If Malcolm Forbes' yacht, The Highlander, had sprung a leak last night, half of establishment Washington would have been in the swim.
The 126-foot teak yacht did, of course, no such thing, but sailed down the Potomac in high style, with the Woodrow Wilson bridge going up in the air so the boat could go under, while guests dined on caviar, roast beef, oyster pudding and chocolate mousse. The evening sun turned the water to a molten gold, the air was neither too hot nor cold the company was august, the food the drink lavish.
For Forbes, publisher of Forbes magazine, who already has a world-class collection of Faberge eggs, presidential autographs, lead soldiers and toy boats, to name a few, it was a first-class collection of Washington power elite, circa Reagan.
Last night, some 60 guests were piped aboard the boat by bagpiper Jordan Forbes (no relation, he just turned up in a Forbes kilt with his bagpipes a year or so ago; now he's the steward on the 10-man crew).
Last night, ambassadors, tomorrow a prime minister. Zenko Suzuki, prime minister of Japan, will be guest of honor tomorrow at a luncheon of breast of chicken and lobster while The Highlander sails around Manhattan.
Former ambassador Walter Annenberg, protocol chief Lenore Annenberg, British Ambassador Sir Nicholas Henderson and Lady Henderson, and American ambassador-designate to Great Britain and Mrs. John Louis relaxed in the knowledge that their royal guest, Prince Charles, had a good time and was safely out of their responsibility. But for Sen. Claiborne Pell (D-R.I.) and Mrs. Pell, another crown prince's visit comes this week. Mrs. Pell said Prince Hans Adam of Lichtenstein will be their house guest.

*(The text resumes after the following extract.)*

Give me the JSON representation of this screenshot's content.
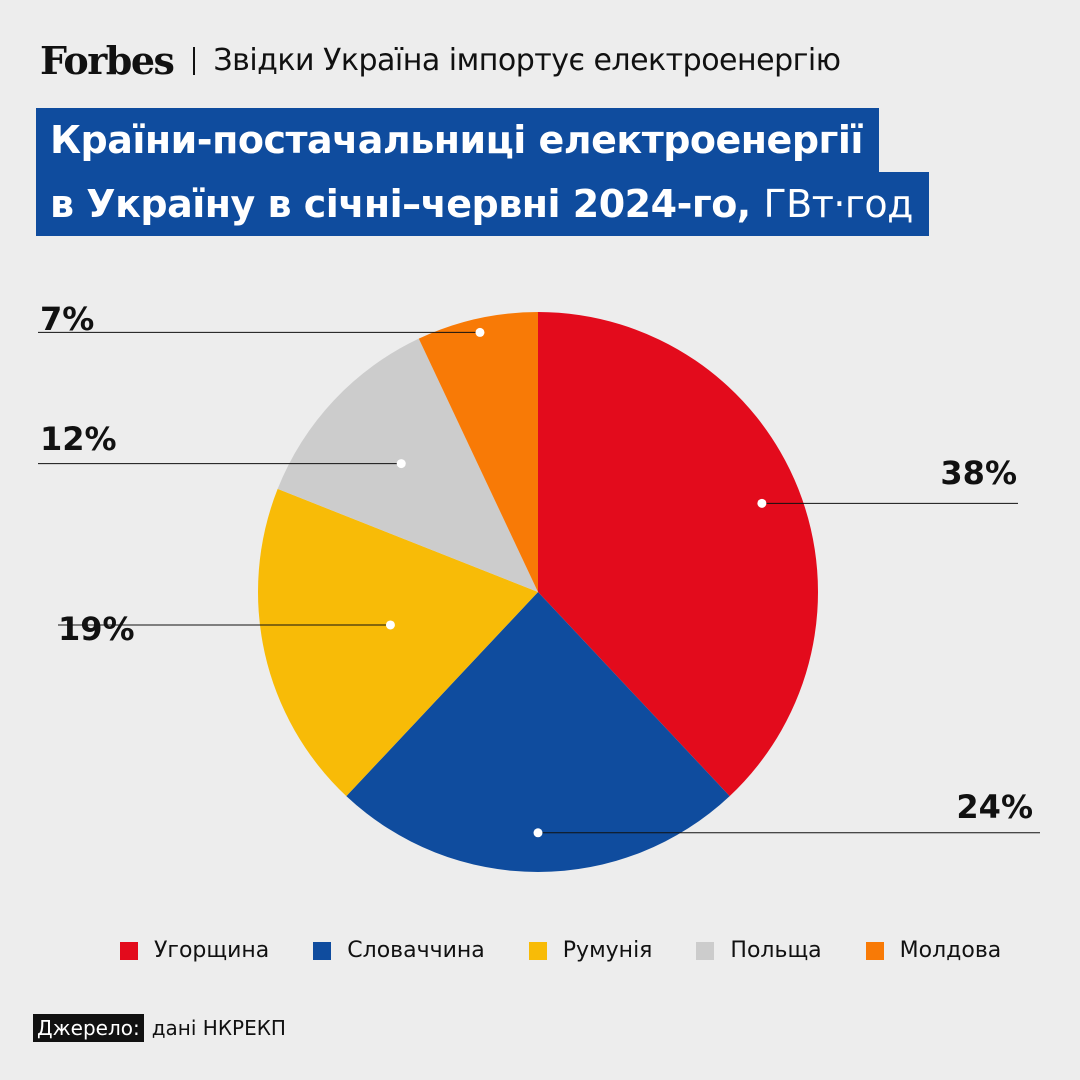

Lady Henderson reported that Prince Charles enjoyed staying in the Laura Ashley bedroom at the British Embassy, done over by Lady Henderson in the British fabrics and wallpaper and with her own collection of Victorian music hall sheet music covers. But then Prince Charles, she said, is "so sensitive and simple to please."
Protocol chief Annenberg said the whole trip went very smoothly. "No problems," said said.

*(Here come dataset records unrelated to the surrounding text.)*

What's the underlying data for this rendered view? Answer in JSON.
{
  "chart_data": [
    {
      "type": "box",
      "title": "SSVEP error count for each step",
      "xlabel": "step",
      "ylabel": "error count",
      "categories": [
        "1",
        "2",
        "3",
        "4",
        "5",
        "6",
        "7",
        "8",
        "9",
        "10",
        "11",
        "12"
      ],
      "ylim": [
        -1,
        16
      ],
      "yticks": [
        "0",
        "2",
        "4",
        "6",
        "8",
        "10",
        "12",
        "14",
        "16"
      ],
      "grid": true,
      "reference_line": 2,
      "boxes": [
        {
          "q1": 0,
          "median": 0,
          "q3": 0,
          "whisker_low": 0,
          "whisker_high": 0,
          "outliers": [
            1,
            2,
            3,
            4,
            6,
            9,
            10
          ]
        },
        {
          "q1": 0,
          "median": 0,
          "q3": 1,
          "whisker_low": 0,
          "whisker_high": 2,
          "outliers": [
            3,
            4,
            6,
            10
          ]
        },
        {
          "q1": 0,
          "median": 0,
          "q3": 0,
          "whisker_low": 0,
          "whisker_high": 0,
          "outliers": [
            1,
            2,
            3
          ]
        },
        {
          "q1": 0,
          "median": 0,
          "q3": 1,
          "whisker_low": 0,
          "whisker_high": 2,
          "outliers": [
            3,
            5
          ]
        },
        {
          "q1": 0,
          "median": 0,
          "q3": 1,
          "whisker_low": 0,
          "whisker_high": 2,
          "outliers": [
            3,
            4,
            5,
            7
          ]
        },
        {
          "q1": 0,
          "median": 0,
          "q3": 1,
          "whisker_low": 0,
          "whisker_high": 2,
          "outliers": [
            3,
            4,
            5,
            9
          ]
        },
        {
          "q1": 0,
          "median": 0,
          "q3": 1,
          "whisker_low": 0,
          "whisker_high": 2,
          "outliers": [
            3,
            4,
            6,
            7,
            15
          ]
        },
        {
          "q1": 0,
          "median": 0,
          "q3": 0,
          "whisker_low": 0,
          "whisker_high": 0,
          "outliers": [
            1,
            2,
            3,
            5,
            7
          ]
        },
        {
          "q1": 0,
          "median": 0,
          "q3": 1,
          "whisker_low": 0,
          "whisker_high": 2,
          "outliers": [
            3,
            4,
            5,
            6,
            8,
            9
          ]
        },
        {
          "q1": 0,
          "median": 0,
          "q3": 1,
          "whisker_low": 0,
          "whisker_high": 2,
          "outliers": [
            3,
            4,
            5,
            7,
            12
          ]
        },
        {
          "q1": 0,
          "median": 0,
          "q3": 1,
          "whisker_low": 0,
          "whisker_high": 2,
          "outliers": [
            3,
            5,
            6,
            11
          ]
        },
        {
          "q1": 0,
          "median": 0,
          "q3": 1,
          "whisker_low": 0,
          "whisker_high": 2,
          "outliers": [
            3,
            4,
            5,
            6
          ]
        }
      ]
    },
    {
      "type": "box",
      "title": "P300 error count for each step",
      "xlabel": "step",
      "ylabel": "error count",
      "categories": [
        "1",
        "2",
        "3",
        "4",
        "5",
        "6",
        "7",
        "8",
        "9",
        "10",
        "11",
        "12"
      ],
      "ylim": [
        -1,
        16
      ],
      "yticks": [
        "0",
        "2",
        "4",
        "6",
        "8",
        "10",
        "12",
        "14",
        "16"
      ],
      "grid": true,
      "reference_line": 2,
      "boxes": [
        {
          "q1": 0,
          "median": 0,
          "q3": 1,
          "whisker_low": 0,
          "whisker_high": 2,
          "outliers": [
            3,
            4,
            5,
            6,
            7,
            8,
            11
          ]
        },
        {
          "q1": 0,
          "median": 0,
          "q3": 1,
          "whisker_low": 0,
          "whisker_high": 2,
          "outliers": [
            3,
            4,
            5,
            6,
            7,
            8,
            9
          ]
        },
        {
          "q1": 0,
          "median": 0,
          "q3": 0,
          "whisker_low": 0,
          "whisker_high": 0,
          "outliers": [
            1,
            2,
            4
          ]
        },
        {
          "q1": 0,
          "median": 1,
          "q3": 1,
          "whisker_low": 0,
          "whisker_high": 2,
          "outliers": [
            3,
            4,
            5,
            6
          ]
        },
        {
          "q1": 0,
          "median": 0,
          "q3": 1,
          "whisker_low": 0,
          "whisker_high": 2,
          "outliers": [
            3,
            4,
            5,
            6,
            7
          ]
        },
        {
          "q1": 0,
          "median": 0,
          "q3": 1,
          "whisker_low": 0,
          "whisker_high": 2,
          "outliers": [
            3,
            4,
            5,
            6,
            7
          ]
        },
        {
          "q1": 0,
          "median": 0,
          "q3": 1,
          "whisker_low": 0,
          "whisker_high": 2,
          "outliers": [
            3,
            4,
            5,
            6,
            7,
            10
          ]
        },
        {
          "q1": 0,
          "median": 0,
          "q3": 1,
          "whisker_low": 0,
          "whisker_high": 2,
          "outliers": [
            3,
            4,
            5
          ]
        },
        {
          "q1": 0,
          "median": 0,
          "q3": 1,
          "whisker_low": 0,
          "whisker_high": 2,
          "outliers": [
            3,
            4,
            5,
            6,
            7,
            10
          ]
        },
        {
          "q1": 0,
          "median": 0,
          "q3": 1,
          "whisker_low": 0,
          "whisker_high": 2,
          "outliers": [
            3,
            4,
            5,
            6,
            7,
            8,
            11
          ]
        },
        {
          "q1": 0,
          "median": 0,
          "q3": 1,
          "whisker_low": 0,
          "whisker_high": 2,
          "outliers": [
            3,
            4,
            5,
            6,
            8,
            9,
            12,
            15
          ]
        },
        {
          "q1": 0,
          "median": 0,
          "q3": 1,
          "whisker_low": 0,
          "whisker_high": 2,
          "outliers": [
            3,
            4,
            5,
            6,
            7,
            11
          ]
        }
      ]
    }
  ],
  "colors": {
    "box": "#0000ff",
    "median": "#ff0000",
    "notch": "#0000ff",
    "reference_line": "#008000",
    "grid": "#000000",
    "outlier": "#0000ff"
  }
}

CBS commentator Roger Mudd congratulated Lyn Nofziger, assistant to the president for political affairs, on the job he had done keeping the country informed the day President Reagan was shot. "It didn't seem strange to me," Nofziger said. "I just did what I had to do." His wife smiled and said, "After all, he'd had 15 years in that job." He was Reagan's former press spokesman.
Malcolm Forbes, with two of his sons, Steve and Kip, gave tours of the boat to the fascinated guests. "It's our fourth," he said about the boat. "Our last one caught fire and burned completely. But we were lucky, a man had commissioned this one to be copied after our old Highlander, but larger. When the income tax law was changed, he couldn't afford to keep it, and we were able to buy it right away."

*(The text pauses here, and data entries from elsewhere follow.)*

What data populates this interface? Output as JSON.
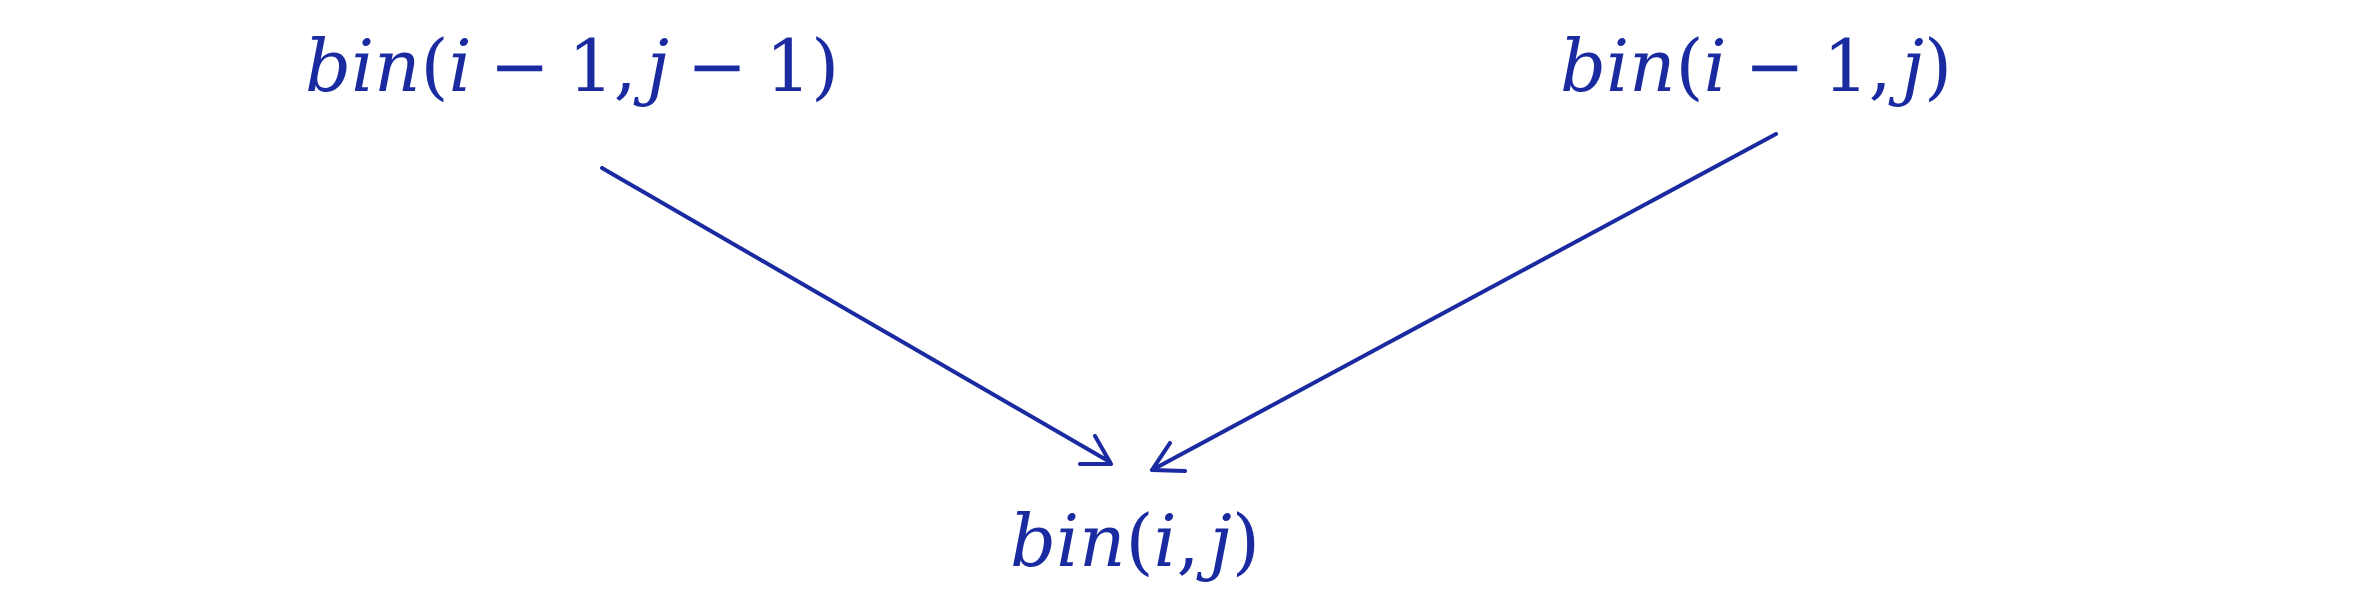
{
  "diagram": {
    "color": "#1a2aa0",
    "nodes": {
      "top_left": {
        "fn": "bin",
        "open": "(",
        "a": "i",
        "a_op": "−",
        "a_num": "1",
        "comma": ",",
        "b": "j",
        "b_op": "−",
        "b_num": "1",
        "close": ")"
      },
      "top_right": {
        "fn": "bin",
        "open": "(",
        "a": "i",
        "a_op": "−",
        "a_num": "1",
        "comma": ",",
        "b": "j",
        "close": ")"
      },
      "bottom": {
        "fn": "bin",
        "open": "(",
        "a": "i",
        "comma": ",",
        "b": "j",
        "close": ")"
      }
    },
    "edges": [
      {
        "from": "top_left",
        "to": "bottom"
      },
      {
        "from": "top_right",
        "to": "bottom"
      }
    ]
  }
}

The boat sleeps 22. The luxurious grand salon is furnished with flowered cushions and glass-front cabinets full of Imari china plates and shell ornaments. On some walls are part of the Forbes autograph collection, including a thank-you picture from Queen Elizabeth and Prince Philip for the loan of a previous Highlander for transporting part of the royal entourage.
Roberta Forbes, Malcolm's wife, said this was the first time she'd been down the Potomac. "But then, I only come on the boat," she said, "when there's an event like this one."
The evening ended at 9:30 so the boat could make it to New York in time for the cruise with the Japanese prime minister, and the disembarking guests were handed souvenirs -- shopping bags reading "Forbes: Capitalist Toolbags," outfitted with the May issue of Forbes magazine, a box of Forbes Capitalist Cookies and Forbes' book, "The Sayings of Chairman Malcolm." Chinese Ambassador Chai Zemin and Madame Li Yufeng smiled as they took theirs.